Fruit and vegetable project for adults on low incomes
The most common techniques of health promotion (providing information and facilitating goal-setting) may be helpful for low-income groups. Personalized information, combined with professional consultation or advice, can improve knowledge and recall. Disadvantaged populations benefit from this approach more than other groups, possibly because their knowledge base is less, and so they have more to gain from health information (King’s Fund 2008). For example, brief counselling interventions by primary care nurses have been shown to be effective in increasing the consumption of fruit and vegetables among adults with low incomes.
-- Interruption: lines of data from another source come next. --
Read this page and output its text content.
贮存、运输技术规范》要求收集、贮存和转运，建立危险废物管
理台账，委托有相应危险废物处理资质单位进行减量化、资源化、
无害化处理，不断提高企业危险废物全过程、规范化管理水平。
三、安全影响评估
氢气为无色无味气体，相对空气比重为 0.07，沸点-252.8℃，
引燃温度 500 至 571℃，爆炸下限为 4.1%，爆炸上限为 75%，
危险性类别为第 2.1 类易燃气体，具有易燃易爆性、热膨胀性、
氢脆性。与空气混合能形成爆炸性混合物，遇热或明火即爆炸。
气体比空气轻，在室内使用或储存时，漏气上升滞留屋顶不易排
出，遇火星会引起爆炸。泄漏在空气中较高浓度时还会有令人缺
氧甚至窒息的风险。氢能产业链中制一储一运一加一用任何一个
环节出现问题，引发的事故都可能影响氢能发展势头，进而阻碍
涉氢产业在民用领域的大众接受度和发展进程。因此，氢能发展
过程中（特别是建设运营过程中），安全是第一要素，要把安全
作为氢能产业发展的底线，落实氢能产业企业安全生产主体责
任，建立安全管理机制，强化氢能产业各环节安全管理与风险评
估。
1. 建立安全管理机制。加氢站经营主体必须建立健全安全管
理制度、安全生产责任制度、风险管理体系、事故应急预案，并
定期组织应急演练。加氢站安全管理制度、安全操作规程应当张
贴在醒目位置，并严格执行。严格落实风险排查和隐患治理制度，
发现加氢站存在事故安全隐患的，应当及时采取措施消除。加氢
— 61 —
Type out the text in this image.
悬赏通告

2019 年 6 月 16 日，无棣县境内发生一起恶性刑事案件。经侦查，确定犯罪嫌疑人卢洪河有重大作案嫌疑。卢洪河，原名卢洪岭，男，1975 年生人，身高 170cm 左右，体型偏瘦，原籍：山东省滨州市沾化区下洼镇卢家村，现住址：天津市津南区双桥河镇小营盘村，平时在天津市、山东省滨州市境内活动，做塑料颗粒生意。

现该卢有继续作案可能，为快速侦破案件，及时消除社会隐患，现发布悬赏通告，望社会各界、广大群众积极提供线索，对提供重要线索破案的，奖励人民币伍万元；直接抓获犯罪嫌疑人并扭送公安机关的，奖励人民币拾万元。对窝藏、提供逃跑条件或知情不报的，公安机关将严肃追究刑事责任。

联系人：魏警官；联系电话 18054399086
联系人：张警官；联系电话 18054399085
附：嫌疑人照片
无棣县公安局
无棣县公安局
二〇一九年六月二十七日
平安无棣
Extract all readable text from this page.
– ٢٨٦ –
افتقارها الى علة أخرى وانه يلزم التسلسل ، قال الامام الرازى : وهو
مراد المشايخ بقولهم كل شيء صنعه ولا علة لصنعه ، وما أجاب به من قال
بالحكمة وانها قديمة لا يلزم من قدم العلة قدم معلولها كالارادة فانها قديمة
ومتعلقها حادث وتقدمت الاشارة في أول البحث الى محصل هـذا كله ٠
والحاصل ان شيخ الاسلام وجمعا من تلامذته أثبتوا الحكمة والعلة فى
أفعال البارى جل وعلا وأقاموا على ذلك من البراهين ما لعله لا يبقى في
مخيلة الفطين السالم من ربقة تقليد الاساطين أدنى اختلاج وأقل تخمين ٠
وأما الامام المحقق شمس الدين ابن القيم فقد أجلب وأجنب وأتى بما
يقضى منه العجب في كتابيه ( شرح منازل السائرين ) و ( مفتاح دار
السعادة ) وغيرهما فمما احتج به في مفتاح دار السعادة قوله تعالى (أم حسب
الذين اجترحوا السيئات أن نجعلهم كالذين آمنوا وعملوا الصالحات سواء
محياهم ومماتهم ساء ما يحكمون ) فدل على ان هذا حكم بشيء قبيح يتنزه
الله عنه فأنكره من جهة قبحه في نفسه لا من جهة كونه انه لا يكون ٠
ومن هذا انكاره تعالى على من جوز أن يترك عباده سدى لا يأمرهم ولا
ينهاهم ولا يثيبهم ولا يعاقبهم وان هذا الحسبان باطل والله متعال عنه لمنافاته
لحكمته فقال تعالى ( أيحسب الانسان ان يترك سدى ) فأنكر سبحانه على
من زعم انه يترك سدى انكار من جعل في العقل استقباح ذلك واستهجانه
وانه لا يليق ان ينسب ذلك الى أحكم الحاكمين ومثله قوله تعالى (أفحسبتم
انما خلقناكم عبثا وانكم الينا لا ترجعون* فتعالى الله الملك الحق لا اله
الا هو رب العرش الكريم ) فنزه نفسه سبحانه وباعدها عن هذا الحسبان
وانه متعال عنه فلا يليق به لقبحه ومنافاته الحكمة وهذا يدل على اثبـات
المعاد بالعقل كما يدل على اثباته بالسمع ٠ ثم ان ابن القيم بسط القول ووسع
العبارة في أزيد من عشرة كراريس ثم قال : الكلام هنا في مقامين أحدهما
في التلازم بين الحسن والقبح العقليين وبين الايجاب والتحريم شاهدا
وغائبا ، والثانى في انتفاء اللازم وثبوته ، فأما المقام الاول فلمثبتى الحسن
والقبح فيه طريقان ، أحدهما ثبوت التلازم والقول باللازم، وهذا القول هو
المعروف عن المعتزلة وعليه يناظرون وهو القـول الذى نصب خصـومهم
The intervention consisted of nutrition or behavioural counselling involving two 15 min consultations a fortnight apart supplemented by written information. A randomized trial has shown that the most effective intervention is behavioural counselling based on social learning theory and the Stages of Change model, although nutritional counselling is also effective.
Figure 11.1 shows how diet is determined by a number of different interweaving factors. Simply improving knowledge about healthy foods does not necessarily lead to changes in consumption. Such foods need to be accessible and available and people need the skills and confidence to prepare these foods. The UK government has recognized the negative impact of fast food outlets on the nation’s diet, and in a recent strategy document stipulates that local authorities can and should use existing planning powers to control the number and location of fast food outlets in their local areas, especially in relation to parks and schools (HM Government 2008).